Nonetheless, he is concerned about the impact of the press reports on COVID-19 on the sale of all products with the exception of foods and medicines. “I believe at all times some will sell and some will not. Many factors will be responsible for whether a sector or a person will be affected negatively or not.Even in this lockdown mega companies made profits and some crashed.”

“As a studio artist,” he continues. “I set my goals and my mantra is ‘I am a human being doing the business of art’. In this business, my job is to create art. I create and those who are in the business of selling art take over from there. If I create useful, valuable art that can profit people who deal in art, then sale is assured!”
He brushes aside the apocalyptic notions swirling around the pandemic as exaggerated. According to him, the so-called period of uncertainty “is all a mind thing created by people, who are meditating in the wrong direction.”
“If I must project into the future, I will project that people will get out of the fear mode and begin to live positively knowing that ‘this too shall pass’.”

Ovraiti premises his optimism on the current positive reports from the art sector despite the pandemic.
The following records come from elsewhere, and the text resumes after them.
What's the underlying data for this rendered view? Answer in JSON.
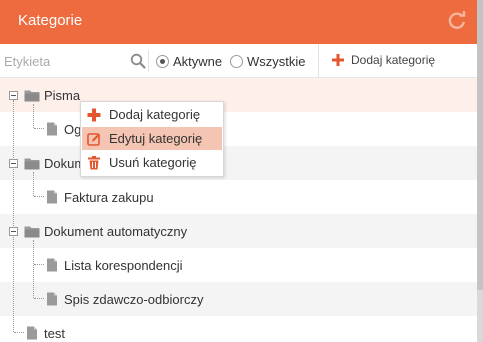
{
  "header": {
    "title": "Kategorie",
    "refresh_icon": "refresh-icon"
  },
  "toolbar": {
    "search": {
      "placeholder": "Etykieta",
      "value": ""
    },
    "filter": {
      "options": [
        "Aktywne",
        "Wszystkie"
      ],
      "selected": "Aktywne"
    },
    "add_label": "Dodaj kategorię"
  },
  "tree": {
    "nodes": [
      {
        "label": "Pisma"
      },
      {
        "label": "Og"
      },
      {
        "label": "Dokum"
      },
      {
        "label": "Faktura zakupu"
      },
      {
        "label": "Dokument automatyczny"
      },
      {
        "label": "Lista korespondencji"
      },
      {
        "label": "Spis zdawczo-odbiorczy"
      },
      {
        "label": "test"
      }
    ]
  },
  "context_menu": {
    "items": [
      {
        "label": "Dodaj kategorię",
        "icon": "plus-icon"
      },
      {
        "label": "Edytuj kategorię",
        "icon": "edit-icon",
        "active": true
      },
      {
        "label": "Usuń kategorię",
        "icon": "trash-icon"
      }
    ]
  },
  "colors": {
    "accent": "#ee6b40",
    "highlight_row": "#fdefe9",
    "menu_active": "#f4c5b3"
  }
}
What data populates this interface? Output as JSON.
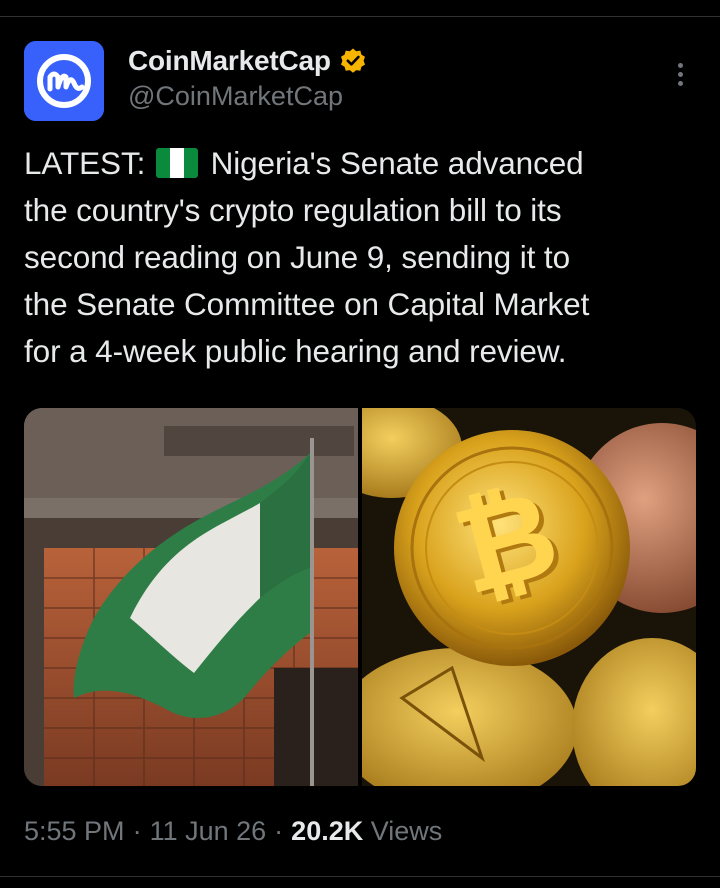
{
  "author": {
    "display_name": "CoinMarketCap",
    "handle": "@CoinMarketCap",
    "verified_badge_color": "#f7b500",
    "avatar_color": "#3861fb"
  },
  "tweet": {
    "prefix": "LATEST:",
    "flag_icon": "nigeria-flag-emoji",
    "line1": "Nigeria's Senate advanced",
    "line2": "the country's crypto regulation bill to its",
    "line3": "second reading on June 9, sending it to",
    "line4": "the Senate Committee on Capital Market",
    "line5": "for a 4-week public hearing and review."
  },
  "media": [
    {
      "name": "nigerian-flag-photo",
      "icon": "flag-photo"
    },
    {
      "name": "bitcoin-coins-photo",
      "icon": "bitcoin-photo"
    }
  ],
  "meta": {
    "time": "5:55 PM",
    "date": "11 Jun 26",
    "separator": "·",
    "views_count": "20.2K",
    "views_label": "Views"
  },
  "colors": {
    "background": "#000000",
    "text": "#e7e9ea",
    "secondary": "#71767b",
    "divider": "#2f3336"
  }
}
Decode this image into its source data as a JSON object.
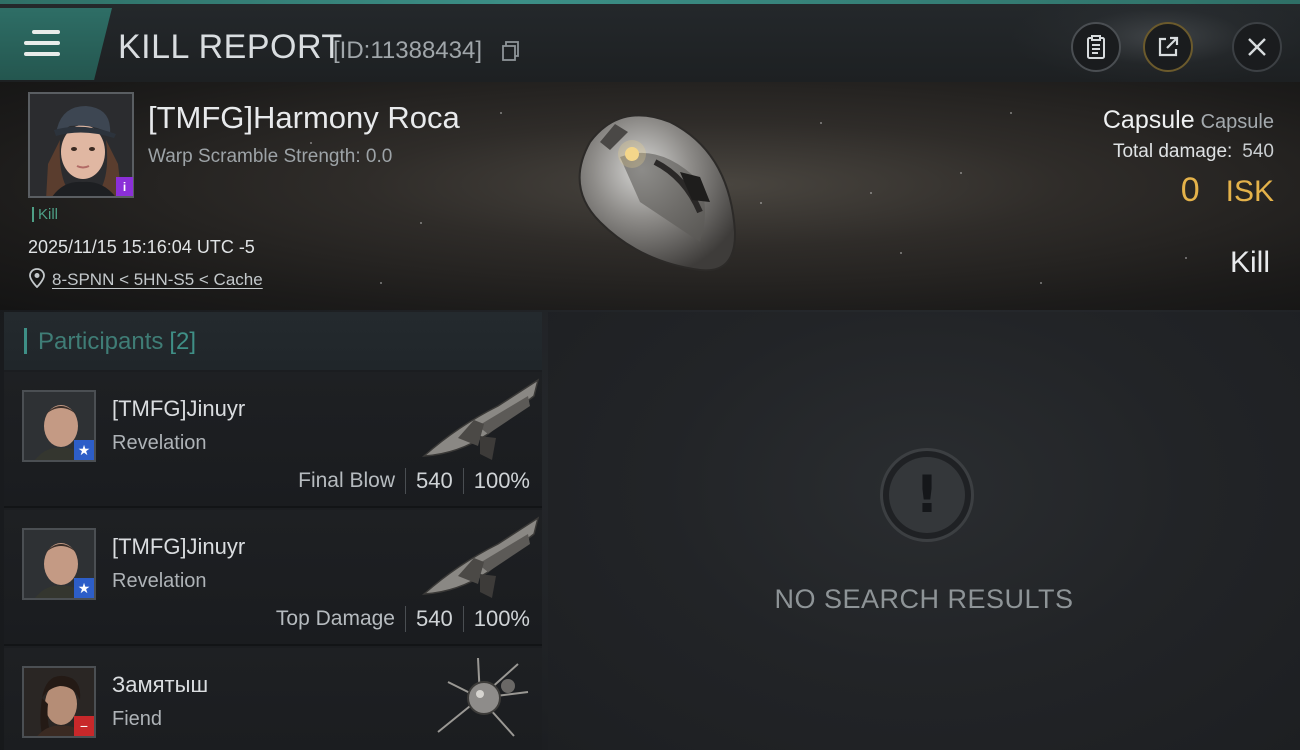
{
  "header": {
    "title": "KILL REPORT",
    "report_id": "[ID:11388434]",
    "menu_icon": "hamburger-menu-icon",
    "actions": [
      "clipboard-icon",
      "share-icon",
      "close-icon"
    ]
  },
  "victim": {
    "name": "[TMFG]Harmony Roca",
    "warp_scramble": "Warp Scramble Strength: 0.0",
    "kill_tag": "Kill",
    "datetime": "2025/11/15 15:16:04 UTC -5",
    "location": "8-SPNN < 5HN-S5 < Cache",
    "ship_name": "Capsule",
    "ship_class": "Capsule",
    "total_damage_label": "Total damage:",
    "total_damage": "540",
    "isk_value": "0",
    "isk_unit": "ISK",
    "result": "Kill",
    "portrait_badge": "i"
  },
  "participants": {
    "title": "Participants",
    "count": "[2]",
    "rows": [
      {
        "name": "[TMFG]Jinuyr",
        "ship": "Revelation",
        "tag": "Final Blow",
        "damage": "540",
        "percent": "100%",
        "badge": "★"
      },
      {
        "name": "[TMFG]Jinuyr",
        "ship": "Revelation",
        "tag": "Top Damage",
        "damage": "540",
        "percent": "100%",
        "badge": "★"
      },
      {
        "name": "Замятыш",
        "ship": "Fiend",
        "badge": "−"
      }
    ]
  },
  "results": {
    "empty_text": "NO SEARCH RESULTS",
    "icon": "exclamation-icon"
  },
  "colors": {
    "accent": "#3e8f86",
    "isk": "#e4b24a",
    "portrait_badge": "#8b2fd8",
    "ally_badge": "#2d5ec8",
    "hostile_badge": "#c8282a"
  }
}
First, there was, on the international scene, a recent sale of a 1982 painting by the late American artist of Haitian and Puerto Rican descent, Jean-Michel Basquiat, titled “Boy and Dog in a Johnnypump” for $100 million. Then, the bidings for the Lagos-based Arthouse Contemporary Limited’s first-ever online auction flagged off on Tuesday, June 9 and concludes on Monday, June 15.

“Other auction houses have followed suit,” he believes. “This goes to show that the more things change, the more they remain the same. Art will always be created by us, who overcome fear. The business will go on. And collectors like trees are not afraid of the weather. They will always be there.”
He, therefore, advises the younger generation of artists to keep their creative dreams alive and remain open to more revelations irrespective of what the outer world is presenting. “COVID-19 is a phase. Art will remain.”